Job figures are set to take centre stage as economists continue to mull whether borrowers have seen their last Reserve Bank rate cut this cycle.
In the first major piece of economic data since the RBA left interest rates on hold last week, the unemployment rate is expected to tick back down to 4.4 per cent when October numbers are released by the Australian Bureau of Statistics on Thursday.
The central bank painted a bleak picture of Australia’s economic outlook on Tuesday, with updated forecasts revealing underlying inflation was expected to stay above its target band until at least mid-2026.
With the inflation dragon proving more untamed than had been hoped, governor Michele Bullock conceded it was possible there were no more rate cuts coming down the pike.

One scenario that could force the RBA’s hand into lowering rates further is if the jobs market suddenly deteriorates.
The bank’s staff forecast the unemployment rate to fall from its current rate of 4.5 per cent to 4.4 per cent and stay there for the next two years.
The jobless rate has been steadily rising since the start of the year but surged 0.2 percentage points in September.
While the rate is expected to retrace some of that increase, it’s more down to the volatile nature of the figures, rather than an indication the labour market is becoming tighter, AMP economist My Bui said.
“Employment gains will likely remain weak at just 18,000 with a participation rate still around historical high of 66.9 per cent,” Ms Bui said.
On Monday, RBA deputy governor Andrew Hauser will deliver a speech at the UBS Australasia Conference in Sydney.
As the bank’s second-highest ranking official, his comments will be closely watched.
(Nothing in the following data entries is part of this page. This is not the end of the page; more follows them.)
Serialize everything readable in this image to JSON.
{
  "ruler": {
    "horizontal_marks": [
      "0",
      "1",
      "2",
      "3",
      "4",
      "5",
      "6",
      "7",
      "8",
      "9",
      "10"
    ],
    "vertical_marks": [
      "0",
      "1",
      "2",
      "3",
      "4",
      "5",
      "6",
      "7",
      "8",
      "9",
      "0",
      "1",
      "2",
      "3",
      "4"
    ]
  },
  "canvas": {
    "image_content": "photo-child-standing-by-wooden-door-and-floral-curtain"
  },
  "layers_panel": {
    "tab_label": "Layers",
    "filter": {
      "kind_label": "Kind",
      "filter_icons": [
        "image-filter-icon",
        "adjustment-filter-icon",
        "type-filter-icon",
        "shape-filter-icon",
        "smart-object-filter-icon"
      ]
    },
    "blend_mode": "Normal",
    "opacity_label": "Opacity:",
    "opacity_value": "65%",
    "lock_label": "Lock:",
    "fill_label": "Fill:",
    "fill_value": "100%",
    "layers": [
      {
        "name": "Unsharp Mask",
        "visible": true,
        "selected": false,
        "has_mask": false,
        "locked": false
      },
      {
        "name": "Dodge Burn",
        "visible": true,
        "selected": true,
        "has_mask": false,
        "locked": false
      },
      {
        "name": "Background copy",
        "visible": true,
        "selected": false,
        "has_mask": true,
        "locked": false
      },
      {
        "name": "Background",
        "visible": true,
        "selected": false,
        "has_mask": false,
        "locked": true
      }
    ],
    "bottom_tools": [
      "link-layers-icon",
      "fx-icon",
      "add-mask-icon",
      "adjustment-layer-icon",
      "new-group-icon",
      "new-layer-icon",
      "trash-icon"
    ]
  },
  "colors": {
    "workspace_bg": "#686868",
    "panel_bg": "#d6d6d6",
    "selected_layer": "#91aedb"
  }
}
But with no major data developments since Ms Bullock’s post-meeting press conference, his remarks are expected to largely follow the governor’s lead.

Later on Monday, policy makers will get an updated insight into consumer and business confidence.
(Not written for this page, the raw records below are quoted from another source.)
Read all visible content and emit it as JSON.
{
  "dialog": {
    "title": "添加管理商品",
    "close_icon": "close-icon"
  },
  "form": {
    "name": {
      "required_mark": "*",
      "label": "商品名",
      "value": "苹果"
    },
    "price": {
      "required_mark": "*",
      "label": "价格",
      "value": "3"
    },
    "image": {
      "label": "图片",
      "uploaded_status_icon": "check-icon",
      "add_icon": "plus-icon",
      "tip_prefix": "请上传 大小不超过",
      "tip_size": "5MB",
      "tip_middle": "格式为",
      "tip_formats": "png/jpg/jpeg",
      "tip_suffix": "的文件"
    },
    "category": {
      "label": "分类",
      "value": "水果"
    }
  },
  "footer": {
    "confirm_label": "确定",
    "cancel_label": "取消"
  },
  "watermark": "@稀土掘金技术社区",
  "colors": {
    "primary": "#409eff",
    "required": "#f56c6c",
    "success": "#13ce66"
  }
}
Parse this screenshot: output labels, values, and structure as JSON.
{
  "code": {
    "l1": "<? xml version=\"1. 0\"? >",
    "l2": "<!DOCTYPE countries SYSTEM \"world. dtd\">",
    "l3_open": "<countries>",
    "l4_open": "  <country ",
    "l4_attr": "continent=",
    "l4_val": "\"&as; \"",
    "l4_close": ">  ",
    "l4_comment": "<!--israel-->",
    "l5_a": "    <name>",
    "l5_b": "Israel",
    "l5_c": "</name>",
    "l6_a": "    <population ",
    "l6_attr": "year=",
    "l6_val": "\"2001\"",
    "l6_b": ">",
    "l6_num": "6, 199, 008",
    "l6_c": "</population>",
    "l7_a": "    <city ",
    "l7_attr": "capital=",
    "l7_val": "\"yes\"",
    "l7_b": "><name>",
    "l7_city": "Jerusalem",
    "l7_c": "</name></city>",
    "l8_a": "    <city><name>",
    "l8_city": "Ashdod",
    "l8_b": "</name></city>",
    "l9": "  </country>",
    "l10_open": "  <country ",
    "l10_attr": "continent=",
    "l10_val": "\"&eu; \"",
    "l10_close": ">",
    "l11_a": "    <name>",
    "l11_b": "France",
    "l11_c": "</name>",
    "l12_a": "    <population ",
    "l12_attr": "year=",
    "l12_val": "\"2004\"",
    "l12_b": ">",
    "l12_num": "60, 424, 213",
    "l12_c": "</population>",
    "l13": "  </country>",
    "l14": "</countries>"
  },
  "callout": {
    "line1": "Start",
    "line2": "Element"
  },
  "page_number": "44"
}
Westpac and the Melbourne Institute release their latest consumer sentiment index, while NAB will publish its latest business survey.
ANZ senior economist Adelaide Timbrell said she will be closely watching the survey for price indicators to get a read on the future path for inflation.
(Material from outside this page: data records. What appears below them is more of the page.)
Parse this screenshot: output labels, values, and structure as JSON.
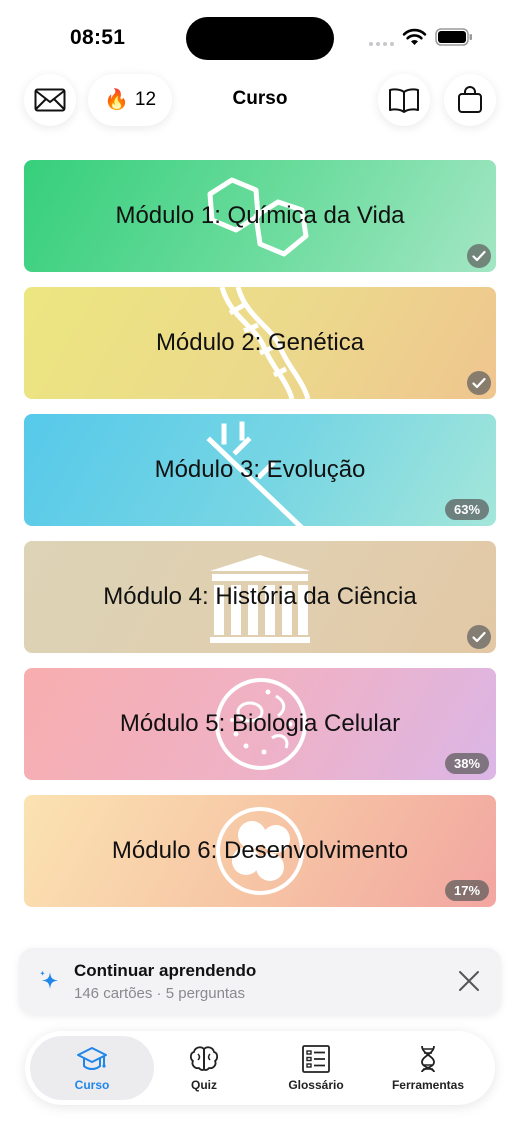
{
  "status_bar": {
    "time": "08:51"
  },
  "header": {
    "title": "Curso",
    "streak_count": "12",
    "streak_icon": "🔥"
  },
  "modules": [
    {
      "title": "Módulo 1: Química da Vida",
      "status": "complete",
      "colors": [
        "#36cf7c",
        "#a3e6c4"
      ]
    },
    {
      "title": "Módulo 2: Genética",
      "status": "complete",
      "colors": [
        "#ece680",
        "#efc58f"
      ]
    },
    {
      "title": "Módulo 3: Evolução",
      "progress_label": "63%",
      "progress": 63,
      "colors": [
        "#56c9ea",
        "#a4e6da"
      ]
    },
    {
      "title": "Módulo 4: História da Ciência",
      "status": "complete",
      "colors": [
        "#ddd3b6",
        "#e3c8a5"
      ]
    },
    {
      "title": "Módulo 5: Biologia Celular",
      "progress_label": "38%",
      "progress": 38,
      "colors": [
        "#f8aeae",
        "#dbb6e6"
      ]
    },
    {
      "title": "Módulo 6: Desenvolvimento",
      "progress_label": "17%",
      "progress": 17,
      "colors": [
        "#fbe3b2",
        "#f2a6a1"
      ]
    }
  ],
  "continue_banner": {
    "title": "Continuar aprendendo",
    "subtitle": "146 cartões · 5 perguntas"
  },
  "tabs": [
    {
      "label": "Curso",
      "icon": "graduation-cap-icon",
      "active": true
    },
    {
      "label": "Quiz",
      "icon": "brain-icon",
      "active": false
    },
    {
      "label": "Glossário",
      "icon": "list-icon",
      "active": false
    },
    {
      "label": "Ferramentas",
      "icon": "dna-icon",
      "active": false
    }
  ],
  "accent_color": "#1f86ea"
}
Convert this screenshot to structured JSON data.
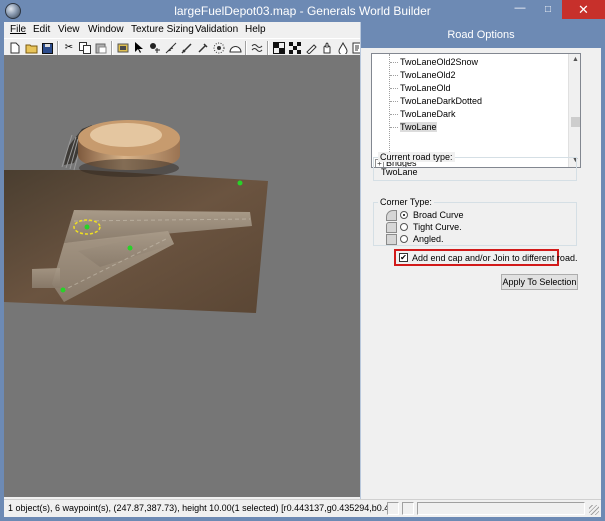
{
  "window": {
    "title": "largeFuelDepot03.map - Generals World Builder",
    "minimize_glyph": "—",
    "maximize_glyph": "□",
    "close_glyph": "✕"
  },
  "menu": [
    "File",
    "Edit",
    "View",
    "Window",
    "Texture Sizing",
    "Validation",
    "Help"
  ],
  "toolbar_icons": [
    "new-file-icon",
    "open-folder-icon",
    "save-icon",
    "cut-icon",
    "copy-icon",
    "paste-icon",
    "brush-tool-icon",
    "pointer-tool-icon",
    "waypoint-tool-icon",
    "feather-tool-icon",
    "tile-tool-icon",
    "eyedropper-tool-icon",
    "light-tool-icon",
    "half-circle-tool-icon",
    "waves-tool-icon",
    "checker-tool-icon",
    "mosaic-tool-icon",
    "paint-tool-icon",
    "hand-tool-icon",
    "drop-tool-icon",
    "script-tool-icon"
  ],
  "panel": {
    "title": "Road Options",
    "road_list": [
      "TwoLaneOld2Snow",
      "TwoLaneOld2",
      "TwoLaneOld",
      "TwoLaneDarkDotted",
      "TwoLaneDark",
      "TwoLane"
    ],
    "selected_road": "TwoLane",
    "tree_expander": "+",
    "tree_bridges": "Bridges",
    "current_road_label": "Current road type:",
    "current_road_value": "TwoLane",
    "corner_type_label": "Corner Type:",
    "corner_options": [
      "Broad Curve",
      "Tight Curve.",
      "Angled."
    ],
    "selected_corner": "Broad Curve",
    "endcap_label": "Add end cap and/or Join to different road.",
    "endcap_checked": true,
    "endcap_mark": "✔",
    "apply_button": "Apply To Selection"
  },
  "statusbar": {
    "text": "1 object(s), 6 waypoint(s), (247.87,387.73), height 10.00(1 selected) [r0.443137,g0.435294,b0.4..."
  },
  "colors": {
    "title_bar": "#6d8ab4",
    "close_button": "#c7302b",
    "viewport_bg": "#767676",
    "waypoint": "#28d228",
    "selection_ring": "#f0e020",
    "highlight_border": "#d21a1a"
  }
}
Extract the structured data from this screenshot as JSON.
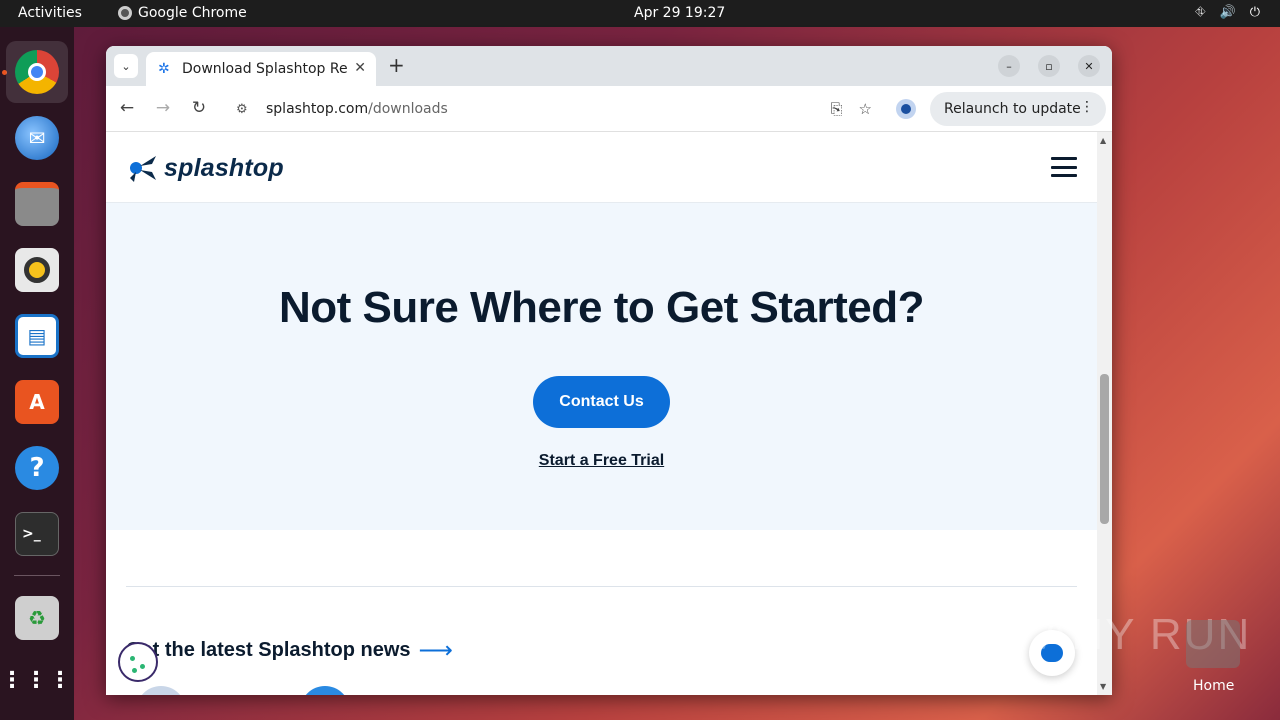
{
  "system": {
    "activities": "Activities",
    "app_name": "Google Chrome",
    "clock": "Apr 29  19:27"
  },
  "browser": {
    "tab_title": "Download Splashtop Re",
    "url_host": "splashtop.com",
    "url_path": "/downloads",
    "relaunch": "Relaunch to update"
  },
  "site": {
    "logo_text": "splashtop",
    "hero_title": "Not Sure Where to Get Started?",
    "contact_button": "Contact Us",
    "trial_link": "Start a Free Trial",
    "news_heading": "Get the latest Splashtop news",
    "accent_color": "#0d6fd8"
  },
  "desktop": {
    "watermark": "ANY RUN",
    "home_label": "Home"
  }
}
Household lending data will be released by the ABS on Wednesday.
Ms Bui expects home loan values to have edged up 0.2 per cent during the three months to September 30, as lower sales volumes and limited listings offset a strong rise in property prices.
Investors have meanwhile turned the page on a roller-coaster week on Wall Street, with economic worries, the longest-ever federal government shutdown and sky-high tech stock valuations dampening risk appetite.
However losses shrank significantly late on Friday following reports of progress on the congressional impasse which has resulted in the marathon shutdown.

The S&P 500 gained 8.52 points, or 0.13 per cent, to end the day at 6,729.02 points, while the Nasdaq Composite lost 47.87 points, or 0.21 per cent, to 23,006.12. The Dow Jones Industrial Average rose 76.28 points, or 0.16 per cent, to 46,988.58.
Australian share futures climbed 17 points, or 0.19 per cent, to 10,470.
The S&P/ASX200 fell 58.6 points on Friday, down 0.66 per cent, to 8,769.7, as the broader All Ordinaries lost 66.9 points, or 0.74 per cent, to 9,031.7.